Sources - Impresario: The Life and Times of Ed Sullivan - James Maguire

Impresario: The Life and Times of Ed Sullivan - James Maguire (2006)


One of the CBS executives I interviewed for this book, Irwin Segelstein, pointed out the difficulty of re-creating the past by talking to its participants. “One of the problems with what you do for a living,” he said, referring to writing a biography, “is that everyone gives you a version of what took place from their narrow, self-congratulatory point of view.”

That may be true, and certainly the passage of time changes memory, but the fact remains that I owe a heartfelt thanks to everyone who shared their recollections for this book. The scores of people—family members, performers, Sullivan staffers, and others who knew him personally—who shared their memories for this book added immeasurably.

First and foremost, I am deeply indebted to Betty Sullivan Precht, who generously spent hours on the telephone with me, and whose candor so greatly enriched this portrait of her father; and to her husband, Bob Precht, the Sullivan show’s producer, who not only shared his invaluable recollections, but also provided me with a list of phone numbers, and, finally, reviewed the manuscript and made suggestions; also, to Rob Precht, Sullivan’s grandson, for his nuanced and insightful sense of his grandfather.

I owe a special thanks to those Sullivan staff members who shared their thoughts; their behind-the-scenes insight on the show and Sullivan helped immeasurably: Susan Abramson, Bill Bohnert, Vince Calandra, Emily Cole, Vinna Foote, Barbara Gallagher, Verna Grafeld, Bernie Illson, Kathy Kuehl, John Moffit, Sistie Moffit, Russ Petranto, Peter Prichard, Jim Russek, and Mary Lynn Shapiro.

Equally important were the memories of performers and others who knew Sullivan or his times intimately, including Carl Ballantine, Carol Burnett, George Carlin, Jack Carter, Mike Dann, Larry Epstein, Phyllis Diller, Eric Fettmann, Connie Francis, Bill Gallo, Shecky Greene, Sherry Hackett, Will Jordan, Jane Kean, Andrew Lazlo, Preston Levi, Ray Manzarek, Jackie Mason, Jean Moore, Paul Winchell, Walter Podrazik, Joan Rivers, Irwin Segelstein, Andrew Solt, and Bruce Spizer.

Adding particular insight was Ed Sullivan’s collection of personal papers, some eighteen boxes of correspondence, contracts, and miscellaneous Sullivania stored at the Wisconsin Center for Film and Theater Research, in Madison, Wisconsin. The days I spent at Madison proved invaluable. Also essential was the time I spent catacombed at the Library of Congress, reviewing the library’s collection of The Ed Sullivan Show.
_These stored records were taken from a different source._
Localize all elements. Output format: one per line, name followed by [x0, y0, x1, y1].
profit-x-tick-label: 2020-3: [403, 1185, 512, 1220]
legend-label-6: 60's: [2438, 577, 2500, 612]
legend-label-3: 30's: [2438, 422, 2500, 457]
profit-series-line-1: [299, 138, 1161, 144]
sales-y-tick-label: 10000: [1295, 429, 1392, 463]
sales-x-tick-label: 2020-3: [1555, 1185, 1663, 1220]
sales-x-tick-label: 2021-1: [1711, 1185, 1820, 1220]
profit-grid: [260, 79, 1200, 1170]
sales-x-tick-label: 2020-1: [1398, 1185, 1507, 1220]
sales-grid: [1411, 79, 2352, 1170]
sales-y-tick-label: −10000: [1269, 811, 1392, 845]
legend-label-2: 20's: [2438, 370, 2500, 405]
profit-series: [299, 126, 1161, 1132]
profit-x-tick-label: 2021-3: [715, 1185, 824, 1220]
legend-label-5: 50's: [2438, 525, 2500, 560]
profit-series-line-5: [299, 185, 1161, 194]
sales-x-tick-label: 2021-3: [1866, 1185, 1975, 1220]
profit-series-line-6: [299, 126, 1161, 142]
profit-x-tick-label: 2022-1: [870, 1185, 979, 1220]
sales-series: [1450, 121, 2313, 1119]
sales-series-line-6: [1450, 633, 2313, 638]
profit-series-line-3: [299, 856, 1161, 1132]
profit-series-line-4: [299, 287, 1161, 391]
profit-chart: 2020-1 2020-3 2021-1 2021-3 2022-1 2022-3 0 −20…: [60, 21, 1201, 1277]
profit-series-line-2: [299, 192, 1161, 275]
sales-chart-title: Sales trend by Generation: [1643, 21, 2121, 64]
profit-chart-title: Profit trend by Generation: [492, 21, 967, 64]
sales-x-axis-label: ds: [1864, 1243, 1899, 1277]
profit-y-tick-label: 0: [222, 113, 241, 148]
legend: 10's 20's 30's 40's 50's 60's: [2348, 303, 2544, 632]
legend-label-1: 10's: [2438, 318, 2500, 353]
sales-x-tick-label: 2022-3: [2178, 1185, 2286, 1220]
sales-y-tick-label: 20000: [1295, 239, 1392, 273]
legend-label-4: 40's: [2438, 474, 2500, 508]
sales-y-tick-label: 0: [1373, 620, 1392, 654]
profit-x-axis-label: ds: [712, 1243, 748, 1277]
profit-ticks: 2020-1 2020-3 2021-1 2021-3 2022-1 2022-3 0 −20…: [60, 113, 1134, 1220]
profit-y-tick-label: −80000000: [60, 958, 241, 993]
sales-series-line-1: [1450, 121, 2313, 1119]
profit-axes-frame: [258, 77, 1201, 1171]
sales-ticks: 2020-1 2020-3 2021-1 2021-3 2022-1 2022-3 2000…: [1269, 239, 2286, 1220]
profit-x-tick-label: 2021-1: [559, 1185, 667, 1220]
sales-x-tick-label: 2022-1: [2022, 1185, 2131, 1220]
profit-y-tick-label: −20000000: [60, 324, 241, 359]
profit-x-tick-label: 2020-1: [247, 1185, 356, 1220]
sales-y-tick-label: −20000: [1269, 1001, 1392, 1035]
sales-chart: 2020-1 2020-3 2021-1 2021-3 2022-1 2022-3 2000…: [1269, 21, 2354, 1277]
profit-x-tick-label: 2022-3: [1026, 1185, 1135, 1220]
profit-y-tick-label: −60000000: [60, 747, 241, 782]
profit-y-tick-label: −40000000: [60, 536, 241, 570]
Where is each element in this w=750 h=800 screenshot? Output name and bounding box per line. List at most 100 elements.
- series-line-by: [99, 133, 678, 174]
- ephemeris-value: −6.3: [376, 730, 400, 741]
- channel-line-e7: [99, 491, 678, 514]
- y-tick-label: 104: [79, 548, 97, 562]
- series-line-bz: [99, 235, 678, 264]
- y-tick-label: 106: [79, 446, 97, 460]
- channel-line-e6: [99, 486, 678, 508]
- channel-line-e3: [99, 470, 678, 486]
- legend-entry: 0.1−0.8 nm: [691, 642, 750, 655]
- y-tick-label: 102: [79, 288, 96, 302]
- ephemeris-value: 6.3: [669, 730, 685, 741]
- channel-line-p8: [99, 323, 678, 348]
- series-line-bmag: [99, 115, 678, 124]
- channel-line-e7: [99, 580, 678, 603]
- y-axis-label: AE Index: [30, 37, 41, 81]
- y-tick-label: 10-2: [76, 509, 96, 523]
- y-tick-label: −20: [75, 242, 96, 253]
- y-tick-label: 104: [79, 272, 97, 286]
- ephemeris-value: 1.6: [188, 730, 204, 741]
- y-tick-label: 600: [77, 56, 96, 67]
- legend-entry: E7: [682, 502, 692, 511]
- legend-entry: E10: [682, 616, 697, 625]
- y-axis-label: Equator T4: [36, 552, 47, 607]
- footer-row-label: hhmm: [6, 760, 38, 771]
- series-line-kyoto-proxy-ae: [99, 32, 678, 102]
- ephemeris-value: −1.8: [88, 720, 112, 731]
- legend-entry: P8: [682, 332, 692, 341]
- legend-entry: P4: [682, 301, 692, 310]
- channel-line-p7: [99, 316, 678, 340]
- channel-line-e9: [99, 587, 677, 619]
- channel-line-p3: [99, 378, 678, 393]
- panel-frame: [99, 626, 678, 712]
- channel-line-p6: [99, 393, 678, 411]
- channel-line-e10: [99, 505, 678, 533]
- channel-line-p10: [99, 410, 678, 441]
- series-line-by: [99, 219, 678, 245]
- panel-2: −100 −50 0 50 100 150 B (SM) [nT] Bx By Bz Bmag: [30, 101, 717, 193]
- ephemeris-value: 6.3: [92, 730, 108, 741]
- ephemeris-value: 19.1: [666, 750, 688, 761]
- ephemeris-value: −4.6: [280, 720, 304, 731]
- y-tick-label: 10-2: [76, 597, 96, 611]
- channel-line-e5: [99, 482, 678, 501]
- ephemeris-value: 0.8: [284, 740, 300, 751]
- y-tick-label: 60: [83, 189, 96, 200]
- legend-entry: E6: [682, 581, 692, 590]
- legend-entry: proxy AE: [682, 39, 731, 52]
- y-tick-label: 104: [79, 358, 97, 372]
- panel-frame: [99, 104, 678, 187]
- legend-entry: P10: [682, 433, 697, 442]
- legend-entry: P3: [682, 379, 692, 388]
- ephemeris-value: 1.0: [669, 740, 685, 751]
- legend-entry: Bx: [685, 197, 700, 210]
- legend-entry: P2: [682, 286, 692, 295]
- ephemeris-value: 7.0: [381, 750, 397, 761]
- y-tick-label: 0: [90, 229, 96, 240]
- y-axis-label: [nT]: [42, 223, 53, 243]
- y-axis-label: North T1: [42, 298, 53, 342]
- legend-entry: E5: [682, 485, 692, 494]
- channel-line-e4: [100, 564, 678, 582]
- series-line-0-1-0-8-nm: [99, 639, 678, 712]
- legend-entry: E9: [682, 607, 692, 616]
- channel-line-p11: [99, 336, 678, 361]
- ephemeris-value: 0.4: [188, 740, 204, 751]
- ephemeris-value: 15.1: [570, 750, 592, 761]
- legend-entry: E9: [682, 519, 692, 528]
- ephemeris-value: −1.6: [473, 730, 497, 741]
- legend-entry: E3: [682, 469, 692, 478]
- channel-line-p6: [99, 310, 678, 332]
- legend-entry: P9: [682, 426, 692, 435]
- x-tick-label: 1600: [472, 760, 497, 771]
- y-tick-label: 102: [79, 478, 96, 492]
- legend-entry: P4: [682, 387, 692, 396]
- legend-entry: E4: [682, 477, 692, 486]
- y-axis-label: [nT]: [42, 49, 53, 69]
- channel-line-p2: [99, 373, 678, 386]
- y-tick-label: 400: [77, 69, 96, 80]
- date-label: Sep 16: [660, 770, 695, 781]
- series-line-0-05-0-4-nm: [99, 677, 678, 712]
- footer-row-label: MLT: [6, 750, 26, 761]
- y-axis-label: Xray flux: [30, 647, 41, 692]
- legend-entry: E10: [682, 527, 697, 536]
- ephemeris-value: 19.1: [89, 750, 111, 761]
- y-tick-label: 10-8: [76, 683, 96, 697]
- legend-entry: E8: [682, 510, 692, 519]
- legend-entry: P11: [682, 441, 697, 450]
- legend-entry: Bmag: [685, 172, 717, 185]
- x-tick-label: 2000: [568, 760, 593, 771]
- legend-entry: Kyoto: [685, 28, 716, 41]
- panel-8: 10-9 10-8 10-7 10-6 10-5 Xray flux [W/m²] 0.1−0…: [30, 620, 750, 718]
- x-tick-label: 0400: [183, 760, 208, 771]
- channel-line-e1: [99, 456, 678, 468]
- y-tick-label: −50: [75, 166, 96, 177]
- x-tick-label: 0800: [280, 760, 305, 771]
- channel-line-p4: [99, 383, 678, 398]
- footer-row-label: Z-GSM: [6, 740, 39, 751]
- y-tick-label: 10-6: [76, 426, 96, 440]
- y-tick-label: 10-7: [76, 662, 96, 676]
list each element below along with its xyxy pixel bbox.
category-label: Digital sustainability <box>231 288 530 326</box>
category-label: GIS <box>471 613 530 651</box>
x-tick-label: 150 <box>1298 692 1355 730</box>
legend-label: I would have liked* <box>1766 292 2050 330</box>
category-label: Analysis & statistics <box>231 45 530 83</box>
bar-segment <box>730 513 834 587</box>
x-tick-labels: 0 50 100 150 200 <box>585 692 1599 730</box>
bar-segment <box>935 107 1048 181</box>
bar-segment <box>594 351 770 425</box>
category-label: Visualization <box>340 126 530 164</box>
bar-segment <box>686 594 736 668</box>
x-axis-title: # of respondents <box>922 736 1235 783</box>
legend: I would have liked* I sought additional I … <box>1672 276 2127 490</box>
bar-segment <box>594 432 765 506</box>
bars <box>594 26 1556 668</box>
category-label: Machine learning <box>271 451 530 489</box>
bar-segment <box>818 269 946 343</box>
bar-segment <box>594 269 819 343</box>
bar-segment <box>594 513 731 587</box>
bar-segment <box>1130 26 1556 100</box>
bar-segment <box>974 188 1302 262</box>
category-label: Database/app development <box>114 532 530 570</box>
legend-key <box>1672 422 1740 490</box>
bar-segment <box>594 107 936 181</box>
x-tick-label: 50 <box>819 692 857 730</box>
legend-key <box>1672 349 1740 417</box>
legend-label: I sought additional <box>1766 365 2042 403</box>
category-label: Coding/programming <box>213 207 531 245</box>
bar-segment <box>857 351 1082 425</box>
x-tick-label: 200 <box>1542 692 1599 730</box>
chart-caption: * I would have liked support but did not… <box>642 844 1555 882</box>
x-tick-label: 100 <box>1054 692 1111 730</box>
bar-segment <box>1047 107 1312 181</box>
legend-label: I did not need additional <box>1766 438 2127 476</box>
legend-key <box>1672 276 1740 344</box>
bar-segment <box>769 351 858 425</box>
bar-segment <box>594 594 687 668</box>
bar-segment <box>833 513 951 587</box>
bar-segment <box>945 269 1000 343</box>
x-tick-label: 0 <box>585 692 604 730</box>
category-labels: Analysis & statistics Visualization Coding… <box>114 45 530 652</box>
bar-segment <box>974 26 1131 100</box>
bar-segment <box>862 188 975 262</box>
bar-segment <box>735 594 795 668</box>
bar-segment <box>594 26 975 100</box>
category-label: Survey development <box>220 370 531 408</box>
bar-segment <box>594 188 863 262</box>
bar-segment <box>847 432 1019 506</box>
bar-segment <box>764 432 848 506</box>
Additionally, the New York Public Library’s microfilm collection enabled me to read Sullivan’s newspaper writings back to 1919, from his teenage reporting for the Port Chester Daily Item to his last days at the New York Daily News.

Ed Sullivan’s life was written about voluminously in periodicals after his television show’s debut, and I was able to review countless periodicals with the help of two sources: the New York Public Library, which keeps a file of clippings going back to the 1950s, containing everything from Time and Newsweek to Life and Editor and Publisher, as well as many regional newspapers; and the Center for American History, in San Antonio, Texas, which mailed me a thick file of Sullivan-related news clippings.

Among the many books I consulted, a few deserve special mention. Of particular aid were three earlier books about Sullivan and his show: Always on Sunday, Ed Sullivan: An Inside View, written in 1968 by CBS press agent Michael David Harris; A Thousand Sundays: the Story of The Ed Sullivan Show, written in 1980 by Jerry Bowles; and Prime Time, a memoir written in 1979 by Marlo Lewis, who worked with Sullivan to launch his television show. Also helpful was Neal Gabler’s superb Winchell: Gossip, Power, and the Culture of Celebrity. Few books have so captured the culture of New York in the 1930s and 1940s.

Of the myriad books on television history I used, none were as helpful and as complete—and as entertainingly written—as Watching TV: Six Decades of American Television, by Walter Podrazik and Harry Castleman.